Blog > Small problems in health and care, can be prevented from becoming big ones, by addressing them in a prompt and rehabilitative way – Carol Christensen-Moore


12
February

Small problems in health and care, can be prevented from becoming big ones, by addressing them in a prompt and rehabilitative way – Carol Christensen-Moore

“Making a mountain out of a mole hill”, “blowing a situation out of proportion”, whichever way you choose to phrase it, it is common knowledge that when mismanaged or left unresolved, small problems can be exaggerated and made worse. In any workplace this can have significant consequences, particularly in a health and social care environment, where, potentially, the impact on staff competence levels could be truly life-threatening.

Recently, debate surrounding events such as the NHS’s post-Francis “duty of candour”, have fuelled interest in the role of engagement in competence, and supports new understanding of the challenges present in promoting and putting into practice values-based models of competence.

Today I am taking part in a panel discussion which will tackle this very subject, and launching the Health and Care Professions Council (HCPC) report ‘preventing small problems from becoming big problems in health and care.’ Intended to further understanding of the various factors that impact the competence of health and social care professionals, and in turn the quality of care being delivered. The study findings go some way towards bridging the gap between staff experiences, professional competency, and healthcare managers’ comprehension of the relationship between the two. Providing the High-level data, and insight needed, for managers to understand, respect and respond to their feedback.

Our research uncovered a very nuanced and fluid understanding of competence amongst practitioners and stakeholders. When it came to the impact of engagement versus disengagement on staff competence, there wasn’t a consensus as to a link between the two.
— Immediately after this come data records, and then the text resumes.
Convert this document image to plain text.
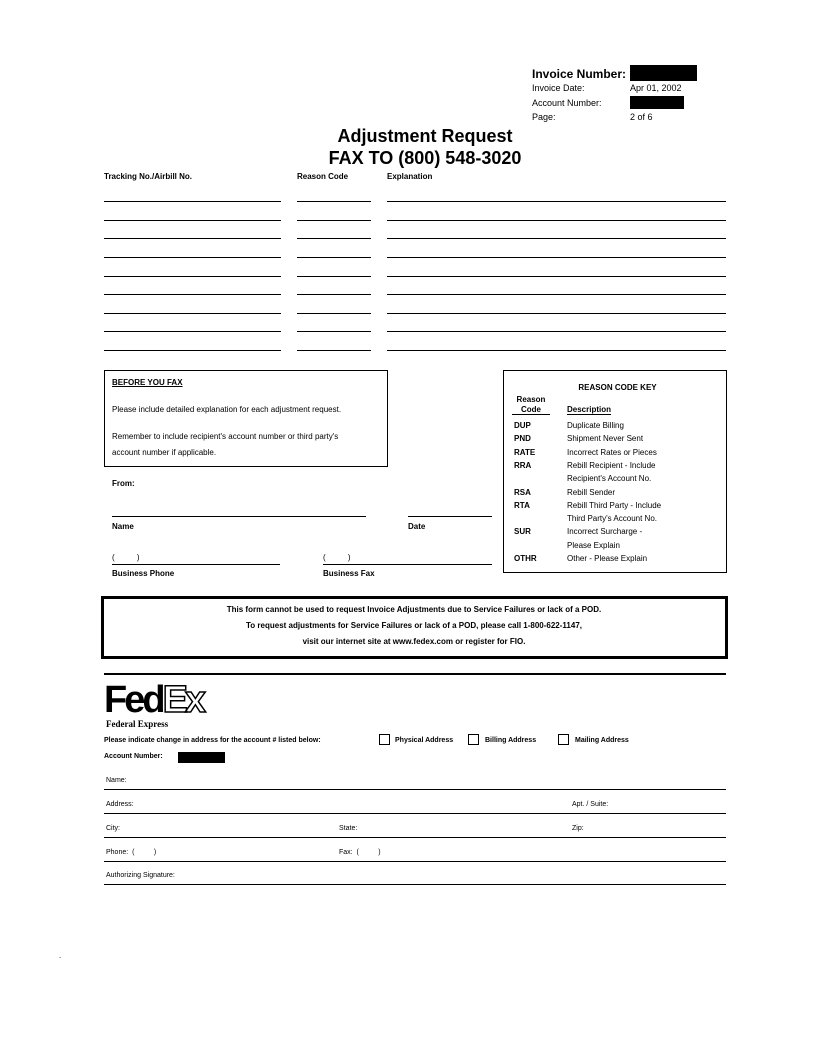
Invoice Number:
Invoice Date:	Apr 01, 2002
Account Number:
Page:	2 of 6
Adjustment Request
FAX TO (800) 548-3020
Tracking No./Airbill No.	Reason Code	Explanation
BEFORE YOU FAX
Please include detailed explanation for each adjustment request.
Remember to include recipient's account number or third party's
account number if applicable.
From:
Name	Date
(          )	(          )
Business Phone	Business Fax
REASON CODE KEY
Reason
Code	Description
DUP	Duplicate Billing
PND	Shipment Never Sent
RATE	Incorrect Rates or Pieces
RRA	Rebill Recipient - Include
Recipient's Account No.
RSA	Rebill Sender
RTA	Rebill Third Party - Include
Third Party's Account No.
SUR	Incorrect Surcharge -
Please Explain
OTHR	Other - Please Explain
This form cannot be used to request Invoice Adjustments due to Service Failures or lack of a POD.
To request adjustments for Service Failures or lack of a POD, please call 1-800-622-1147,
visit our internet site at www.fedex.com or register for FIO.
FedEx
Federal Express
Please indicate change in address for the account # listed below:	Physical Address	Billing Address	Mailing Address
Account Number:
Name:
Address:	Apt. / Suite:
City:	State:	Zip:
Phone:  (          )	Fax:  (          )
Authorizing Signature:
.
Though participants in the study saw potential for disengagement to lead to mistakes or incompetent practice, they thought this would be unlikely. They did agree, however, that a disengaged professional was unlikely to be ‘going the extra mile’.

 

Triggers for disengagement

Triggers for disengagement and external threats to competence reported by participants were strikingly similar. By far, the most reported threat to competency cited by participants were workload pressures, or dysfunctional teams and management systems:

  • Workload pressures
  • Operating outside scope of practice
  • Under-utilising skills
  • Professional isolation
  • Lack of autonomy
  • Lack of support for CPD
  • Poor or infrequent supervision
  • Poor management
  • Dysfunctional relationships
  • Personal circumstances (bereavement, divorce, financial pressures)
  • Blame culture
  • Working patterns

 

Possible ways of preventing problems

Patients, professionals and stakeholders also reported very similar ways of preventing small problems from becoming big problems, including access to clinical supervision and specialist assistance when required, professional networks and reflective practice:

  • Being valued
  • Good team dynamics
  • Good supervision
  • Regular appraisal and performance management
  • Buddying schemes
  • Mentoring
  • Preceptorship
  • Team building exercises
  • Professional networks
  • Reflective practice
  • Self-awareness
  • Keeping up to date
  • No blame culture

The study’s observations surrounding triggers for disengagement and how to minimise a problem’s impact, not only stimulate debate around the role of engagement in staff competence, but support healthcare managers in implementing the best staff support systems. For example, by developing good professional networks and ensuring good supervisory structures. In any case, finding ways of addressing small problems promptly, in a rehabilitative rather than adversarial way, would be good first steps.

*The publication includes a literature review conducted by Professor Zubin Austin of the University of Toronto and our empirical work with patients, HCPC registered professionals and stakeholders.